Nazlı Ilıcak'ı ancak Merkel kurtarır
Sadece 24 saatlik zaman dilimi içerisinde benzeşen iki davada ayrı kararlar izledik. Bir tanesi Die Welt gazetesinin Türkiye muhabiri Deniz Yücel ilginç bir şekilde tahliye edildi. Derdest edilip, hapse atıldığı günlerde Almanların yoğun kampanyasıyla karşılaştık. Buna en sert tondan itiraz eden Erdoğan oldu. Federal Şansölye'nin sık sık tekrarladığı "Hemen serbest bırakın" taleplerine "O bir bölücü terörist" diyerek karşılık verdi. Yücel'in geçmişini bilemediğimizden doğal olarak Cumhurbaşkanının söylediklerine inandık.
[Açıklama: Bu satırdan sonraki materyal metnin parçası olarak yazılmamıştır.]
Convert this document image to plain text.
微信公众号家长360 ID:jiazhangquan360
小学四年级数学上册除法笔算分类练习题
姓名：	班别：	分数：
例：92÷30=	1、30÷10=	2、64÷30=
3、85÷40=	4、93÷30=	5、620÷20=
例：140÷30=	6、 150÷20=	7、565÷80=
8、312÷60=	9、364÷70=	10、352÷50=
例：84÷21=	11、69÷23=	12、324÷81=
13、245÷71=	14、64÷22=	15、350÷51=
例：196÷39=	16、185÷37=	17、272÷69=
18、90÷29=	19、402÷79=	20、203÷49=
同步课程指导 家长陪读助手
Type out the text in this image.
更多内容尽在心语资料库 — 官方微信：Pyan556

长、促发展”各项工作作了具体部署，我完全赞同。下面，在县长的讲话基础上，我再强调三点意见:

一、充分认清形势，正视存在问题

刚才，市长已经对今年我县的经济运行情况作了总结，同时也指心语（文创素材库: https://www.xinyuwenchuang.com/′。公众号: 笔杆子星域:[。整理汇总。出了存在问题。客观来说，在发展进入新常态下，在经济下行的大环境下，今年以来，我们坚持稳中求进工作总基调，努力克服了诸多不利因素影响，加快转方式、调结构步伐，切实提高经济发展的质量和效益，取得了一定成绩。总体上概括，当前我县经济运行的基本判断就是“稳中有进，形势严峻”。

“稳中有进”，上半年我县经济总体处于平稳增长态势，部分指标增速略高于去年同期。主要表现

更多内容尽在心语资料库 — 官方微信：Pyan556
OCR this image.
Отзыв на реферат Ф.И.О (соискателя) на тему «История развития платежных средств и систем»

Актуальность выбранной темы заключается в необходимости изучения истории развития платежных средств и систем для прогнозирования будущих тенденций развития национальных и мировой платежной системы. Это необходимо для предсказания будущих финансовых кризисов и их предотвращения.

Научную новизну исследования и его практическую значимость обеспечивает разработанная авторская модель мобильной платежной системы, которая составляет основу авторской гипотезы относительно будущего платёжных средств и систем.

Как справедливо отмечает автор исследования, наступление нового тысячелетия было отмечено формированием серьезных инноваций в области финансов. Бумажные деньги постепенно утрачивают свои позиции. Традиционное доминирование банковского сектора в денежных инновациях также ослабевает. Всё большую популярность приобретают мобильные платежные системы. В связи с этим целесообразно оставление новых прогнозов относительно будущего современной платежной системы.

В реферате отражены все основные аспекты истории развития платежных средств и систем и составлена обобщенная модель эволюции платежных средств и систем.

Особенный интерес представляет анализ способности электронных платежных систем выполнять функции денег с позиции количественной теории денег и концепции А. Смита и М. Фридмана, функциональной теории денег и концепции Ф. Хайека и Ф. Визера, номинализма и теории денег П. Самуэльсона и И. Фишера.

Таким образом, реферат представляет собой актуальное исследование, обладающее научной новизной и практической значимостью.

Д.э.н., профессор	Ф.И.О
İki ülke arasındaki bu didişme bir yıla yakın sürdü. Ne zaman ki Başbakan Yıldırım Almanya'ya gitti, durum birden değişti. Her fırsatta "Kararı Türk adliyesi verir" diyenler çark ettiler. Aylardır hazırlanamayan iddianame -hiç kusura bakmasınlar- bir günde ortaya çıktı. Başbakanımızın önceden yaptığı "hayırlı haberler bekliyorum" deyişinin yorumunu ise sizlere bırakıyorum.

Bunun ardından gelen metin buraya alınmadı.